Faced with the demands of two supervisors, many students simply try to fulfil everyone’s expectations. This can have the effect of students pursuing the experiments which everyone agrees on. This mechanism can discourage taking appropriate risks in research, leading to a safer doctorate.

THE TRANSLATOR

A final risk is that students in interdisciplinary settings may become a neutral ‘translator’ between two supervisors, rather than an independent actor in their own right.

In my presentations to staff, The Translator provoked the most push-back. Several colleagues described how they derived tremendous value from being a translator during their own doctorates. I think this emphasises a broader point with all of these risks: each of them is the shadow of an opportunity. Aspects of all of these dangers could be realised in a really positive way in cosupervision.

Cosupervision is growing in popularity, and that means that staff are likely to be faced with increasing cosupervision responsibility. We have an interesting chance to grow this as part of our culture rather than to have it imposed upon us as some strategic decision.

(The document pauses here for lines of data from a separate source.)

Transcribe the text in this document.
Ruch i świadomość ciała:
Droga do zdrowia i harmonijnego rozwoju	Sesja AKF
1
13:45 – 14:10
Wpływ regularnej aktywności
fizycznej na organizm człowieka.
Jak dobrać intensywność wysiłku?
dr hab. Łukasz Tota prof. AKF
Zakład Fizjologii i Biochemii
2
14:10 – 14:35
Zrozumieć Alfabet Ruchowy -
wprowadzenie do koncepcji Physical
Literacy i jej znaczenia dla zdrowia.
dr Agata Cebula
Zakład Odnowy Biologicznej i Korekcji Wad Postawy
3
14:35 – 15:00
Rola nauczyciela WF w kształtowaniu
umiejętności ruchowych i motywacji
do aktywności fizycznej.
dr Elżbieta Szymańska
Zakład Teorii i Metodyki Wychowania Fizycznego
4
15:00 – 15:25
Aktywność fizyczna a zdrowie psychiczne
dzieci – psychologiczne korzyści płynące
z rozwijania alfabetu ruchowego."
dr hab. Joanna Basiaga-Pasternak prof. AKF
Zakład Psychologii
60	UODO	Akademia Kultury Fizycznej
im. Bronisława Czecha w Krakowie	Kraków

I have seen strategically-imposed cosupervision fail catastrophically, perhaps because it places the student in such a vulnerable position. At the same time, I was myself very successfully cosupervised (thanks, supervisors!). My dearest hope is that this presentation leaves you with a sense that cosupervision is really tricky, and that discussing it with colleagues is something we could usefully do from time to time. This focus on a developing a shared culture of successful cosupervision is the way we can best support our students.

One specific strategic object can be extremely useful in supporting students, though: the design of the project. It is hard to say exactly how this will apply to your fields of research, but it seems likely that there are certain shapes of project will result in projects with a higher chance of successful cosupervision. Defining the roles of the supervisors is also an extremely high-value activity.

The typical cosupervision model in the OxICFM CDT seems like one sensible design. Students are mostly in one group, and then work with cosupervisors for well-defined sub-projects (e.g. specialist characterisation or catalytic studies of a synthesised compound). This structure allows students an authentic experience of cosupervision, but also leverages the strucures of support implicit within research groups. In my view, this could work very well if supervisors communicate well with each other and the student.

In summary, the best way to cosupervise well is to talk. The literature suggests that the main problems arise from poor supervisor-supervisor communication, and that the most effective single thing you can do when cosupervising is to have regular conversations between all parties.

A case in point has been the way that supervisors have raised the role of postdocs in supervising doctoral students when discussing their experiences of cosupervision. This is something I hadn’t thought about, but is clearly an extremely important part of the culture of research groups in academic Chemistry.